Was auch immer es war. Dass wir keine Zukunft haben würden, war mir von Anfang an klar. Dennoch hatte ich mich an das kleine Quäntchen Hoffnung geklammert, weil ich mir so sehr einen Mann wünschte, der mich versteht und mich dennoch nicht von sich stößt. Genau dieses Gefühl gab er mir, als er mich in seinen Armen hielt und wir über alles Mögliche sprachen - bis auf den Mord an meinen Eltern.

"Für ihn ist es erst vorbei, wenn er will", widerspricht Alice. "Als Adler ist er es gewohnt, dass er bekommt, was er will."
Sie schiebt den Stuhl heran und macht eine auffordernde Bewegung dorthin. Sicherlich sollte ich der alten Dame den Platz anbieten. Widerspruch erlaubt Alice jedoch gar nicht erst. Erst als ich sitze, zieht sie eine kleine Schachtel aus der Jackentasche. Ich runzele die Stirn. Was will sie denn mit einer Schmuckschatulle? "Hüte dich vor ihm und der Welt, die er mit sich bringt."

Das ist schon mehr mein Plan als Janus' bescheuerte Idee, mir mein Glück zu sichern. Will ich Fenix und mein Herz in Sicherheit wissen, ist Xavian keine Option, so sehr er mich auch glücklich machte. Denn wer einmal lügt, lügt auch ein zweites Mal. Die falsche Medizin ist Beweis genug - seine Eltern scheuen weitere Tote nicht. Warum sollte er dann anders sein? Wie zum Henker ich mich jedoch mit Schmuck vor ihm hüten soll, ist mir unbegreiflich.

"Und wie soll ich das machen?" Alice reicht mir die Schatulle. Kaum öffne ich sie, verstehe ich. In dieser Box ist ein Wert, den sich keiner aus der Sub Town leisten kann - ganz zu schweigen von dem Gewinn, den ich mir daraus erzielen kann. Vermutlich wird sie von Generation zu Generation weitergegeben und wechselt nun in meine Hände, da Alice die letzte ihrer Familie ist. "Sind das...?"

Sie nickt. "Du bist eine kluge Frau, Ciana. Du wirst wissen, wann du sie einsetzen musst."
"Aber merken die Adler das nicht?"
"Nein. Sie kommen in deinen Willen und deine Erinnerungen, aber jede Manipulation bleibt wirkungslos." Ich starre noch immer auf den Inhalt, als sie zur Tür läuft und mit ihrem Gehstock zu Fenix' Zimmer deutet. "Schick ihn nachher zu mir. Auch wenn ich nicht weiß, ob du heute überhaupt arbeiten gehen musst."

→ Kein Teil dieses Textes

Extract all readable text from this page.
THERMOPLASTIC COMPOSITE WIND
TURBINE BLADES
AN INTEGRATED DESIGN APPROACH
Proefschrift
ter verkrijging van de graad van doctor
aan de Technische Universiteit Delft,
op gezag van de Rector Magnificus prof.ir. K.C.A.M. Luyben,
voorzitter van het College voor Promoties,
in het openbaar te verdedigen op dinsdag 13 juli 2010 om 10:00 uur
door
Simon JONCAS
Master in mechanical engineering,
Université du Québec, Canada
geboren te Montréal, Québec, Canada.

Überrascht stehe ich auf und folge ihr nach draußen. In der Ferne laufen zwei Jungen, die Hände voll mit Papieren. Ihre Rufe dringen noch nicht bis hierher, doch es ist klar, was sie an die Menschen verteilen, die neugierig aus ihren Häusern stürzen und sich geradezu um die Flugblätter reißen - vielleicht muss ich mich gar nicht erst vor Xavian und der Main Town hüten. Vielleicht müssen sie sich vor uns hüten. Ich fürchte, dass das in einem Blutbad enden könnte. Und auf einmal ist mir der Preis der Gerechtigkeit doch nicht mehr egal. Aber dafür ist es zu spät.